Coming to startups, the biggest points of difference start with the obvious ones. Startups are evolving, so priorities change very fast. There's a premium to execute; timelines are shorter. There's a need to be more decisive, adjust on the fly, innovate, and work fast. Startups pay a premium on these aspects. One of the pros of working for a startup is that all the work I've done directly touches customers. In larger organizations, it could be more rounds of review and internal validation before the work finds customers, but here the results are immediate and tangible.

The third thing with startups is embracing the mindset that you're here to build the process as you execute. There are high pressures to produce outcomes, but processes can be lightly defined, and there's always room for improvement and growth in the maturity of operations.

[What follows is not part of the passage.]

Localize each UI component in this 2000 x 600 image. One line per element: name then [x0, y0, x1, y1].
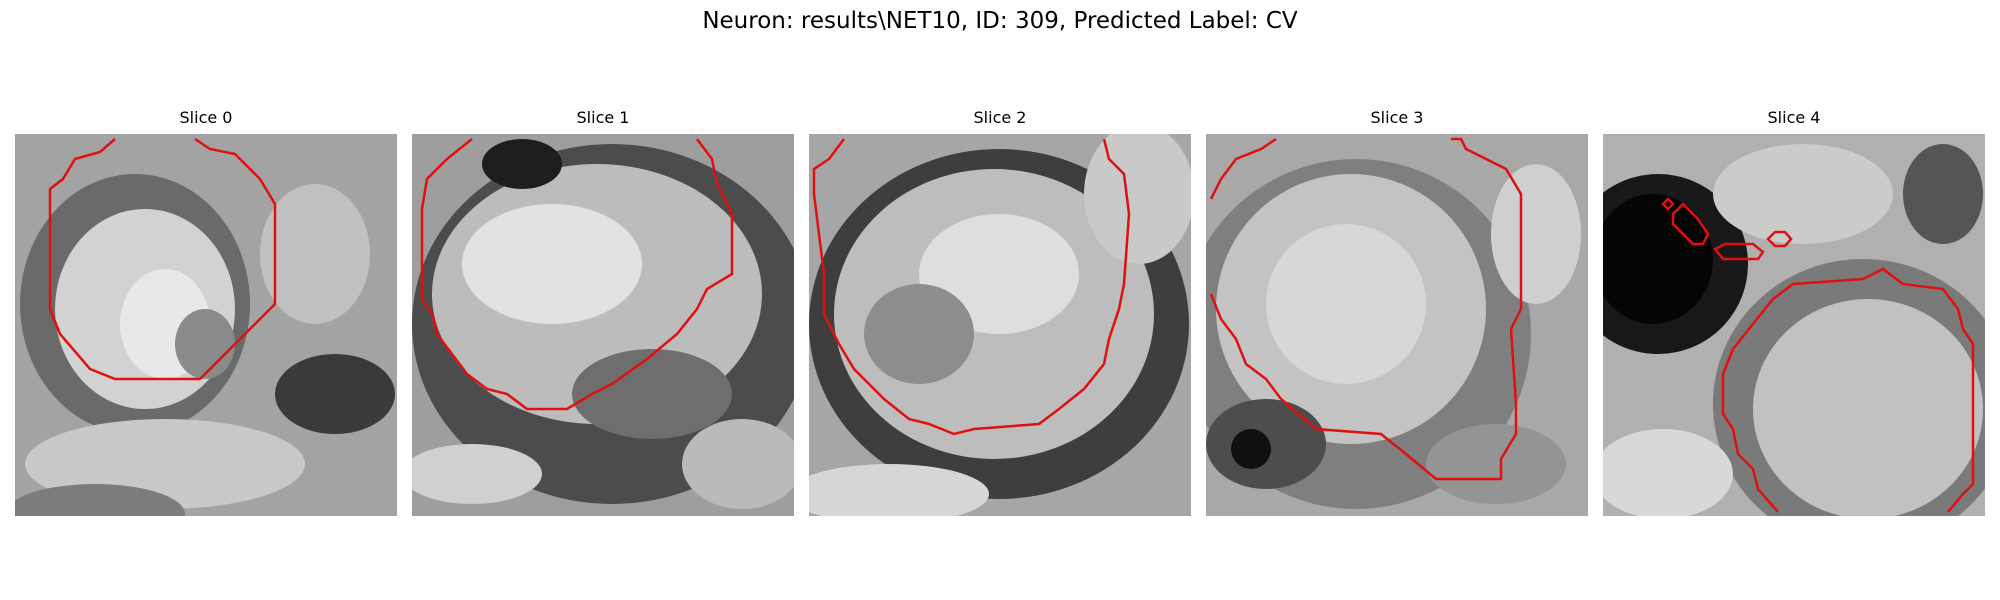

The fourth biggest pro of working for a startup is being embedded into the business in a way you often don't see with larger companies. The access to founders, the transparency, and access to business decisions that define the survival or course of your business are more prevalent in startups than in larger companies, where you can sometimes feel like a part of a machine with a very limited scope. That's how I would describe the startup life.

Sheikh Shuvo:
That's finding joy in chaos and responsibility.

Abhishek Ratna:
Very well summarized. Yep.

Sheikh Shuvo:
Yeah. Well, the very last question I have for you, Abhishek, is for someone who's just graduating college right now and is interested in getting involved in different product marketing roles, what are some of the tips you would give that person as they evaluate different companies? What are the things a new product marketer should be looking forward to evaluate a role?

Abhishek Ratna:
I think because so much of our roles in product marketing comes down to telling effective stories, looking for customer centricity is important. A product marketer should develop an eye for product-market fit and try to understand, get a 360-degree view of whether the company's capabilities and stated features align with real customer problems, and also vice versa, what's the customer feedback on that company's product. Look out for resonance and coherence between the company's messaging and what the customers are saying about the company. Understanding the roadmap, the direction, and developing an inquisitive mindset around whether that roadmap aligns with how customers or the industry is evolving are also key. It would be your job often to define these things to the customer. If the founders really understand the industry, if the team really understands the industry, if the products are on point with customer expectations, and if there's a well-oiled machinery between customer feedback and product development, then your job becomes much easier. Otherwise, you might find yourself in a situation where you're creating positioning and messaging that's not landing in the market, and then you might be left wondering what went wrong.

Sheikh Shuvo:
Sage advice. Awesome. Well, Abhishek, this has been a super fun conversation with lots of actionable tips for listeners to take advantage of. Thanks again for joining.

Abhishek Ratna:
Thank you. This has been great. Yeah.